A verdade faz-nos mais fortes

Das guerras aos desastres ambientais, da economia às ameaças epidémicas, quando os dias são de incerteza, o jornalismo do Público torna-se o porto de abrigo para os portugueses que querem pensar melhor. Juntos vemos melhor. Dê força à informação responsável que o ajuda entender o mundo, a pensar e decidir.

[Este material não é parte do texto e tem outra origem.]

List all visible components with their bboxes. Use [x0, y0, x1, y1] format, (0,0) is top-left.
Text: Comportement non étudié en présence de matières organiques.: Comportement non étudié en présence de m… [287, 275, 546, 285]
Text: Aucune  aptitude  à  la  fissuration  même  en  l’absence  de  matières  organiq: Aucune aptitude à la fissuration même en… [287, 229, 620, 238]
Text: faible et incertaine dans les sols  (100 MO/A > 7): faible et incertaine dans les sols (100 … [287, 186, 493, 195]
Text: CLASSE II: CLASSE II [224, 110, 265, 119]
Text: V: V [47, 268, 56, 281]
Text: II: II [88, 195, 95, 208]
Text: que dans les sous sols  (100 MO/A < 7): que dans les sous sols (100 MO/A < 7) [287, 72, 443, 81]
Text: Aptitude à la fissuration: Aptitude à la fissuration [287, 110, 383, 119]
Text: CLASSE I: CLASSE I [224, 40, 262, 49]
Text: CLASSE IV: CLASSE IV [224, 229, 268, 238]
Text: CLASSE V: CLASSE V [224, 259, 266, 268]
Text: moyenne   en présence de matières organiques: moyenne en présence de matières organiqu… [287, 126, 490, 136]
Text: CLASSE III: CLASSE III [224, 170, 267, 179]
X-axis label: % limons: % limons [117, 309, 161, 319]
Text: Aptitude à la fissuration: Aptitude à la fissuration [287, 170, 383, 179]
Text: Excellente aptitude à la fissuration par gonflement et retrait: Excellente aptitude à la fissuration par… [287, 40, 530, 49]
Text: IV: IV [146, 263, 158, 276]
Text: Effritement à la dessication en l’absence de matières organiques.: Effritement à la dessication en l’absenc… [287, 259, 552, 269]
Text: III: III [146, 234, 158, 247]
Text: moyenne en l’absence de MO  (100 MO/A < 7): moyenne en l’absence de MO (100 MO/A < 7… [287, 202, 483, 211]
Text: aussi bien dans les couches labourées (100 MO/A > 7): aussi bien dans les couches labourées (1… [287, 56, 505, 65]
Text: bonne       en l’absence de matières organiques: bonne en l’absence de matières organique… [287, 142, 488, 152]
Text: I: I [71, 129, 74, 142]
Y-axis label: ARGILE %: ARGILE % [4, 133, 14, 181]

“Welcome to motor town”, canta então, falsete bem colocado com a alma de Curtis Mayfield a estalar os dedos em aprovação, guitarra a colar-se ao piano eléctrico, e nós a pensar “o homem fê-lo novamente”. “How Do You Do” não se afasta drasticamente do que conhecemos em “Strange Arrangement”, o álbum de estreia de Mayer. Soul de recorte clássico, solar e sedutora, com o equilíbrio bem conseguido entre a melodia que se cola à cabeça (que não se consegue impedir de abanar sincopadamente) e o ritmo que provoca reacção física imediata (e todos somos pessoas bonitas enquanto dançamos música assim). O segredo de “How Do You Do”, ou seja, a razão pela qual não o ouvimos como repetição de uma fórmula, está, como o diabo, nos detalhes. Está em “Finally falling”, que consegue a proeza de recuperar a agilidade melódica da pop dos anos 1980 - o refrão não engana -, ter por ali uma guitarra no limite do azeiteiro e uns foliões mas discretos sintetizadores e, ainda assim, pela mestria da produção, chegar até nós como clássico intemporal sem pachorra para espalhafato. Melhor, porém, é “Can''t stop”, um portento partilhado com Snoop Dogg onde orquestrações dramáticas rodopiam sobre coros gospel (que parecem saídos de uma tragédia grega), e duas vozes oferecendo dicas libidinosas à “lady” objecto de desejo - soa a um inesperado encontro entre “Eleanor Rigby” e a classe soul de Isaac Hayes, e é uma óptima surpresa. Depois ainda há “The news”, com vibrafone e andamento etílico - ou o que poderia ter sido se Tom Waits andasse pelos estúdios da Motown na década de 1960. Quanto a tudo o resto, deparamo-nos com Mayer Hawthorne, hoje sabedor inato nesta coisa da soul, a carregar nos botões certos. “The walk” é canção de desprezo toda ela “groove”, cantada em timbre Smokey Robinson; “Dreaming” é soul de ouvido posto nos Beatles; “Get to know you” é um tratado de engate cavalheiresco com cítara e violinos em pizzicato e deixa Marvin Gaye, onde quer que esteja, orgulhoso da descendência que deixou na Terra. Em “How Do You Do”, Mayer Hawthorne carregou na produção sem desvirtuar a música e alargou cuidadosamente o mapa estético. Continuou a mostrar um amor à soul e às canções que é tão precioso e empenhado quanto lúdico e despretensioso.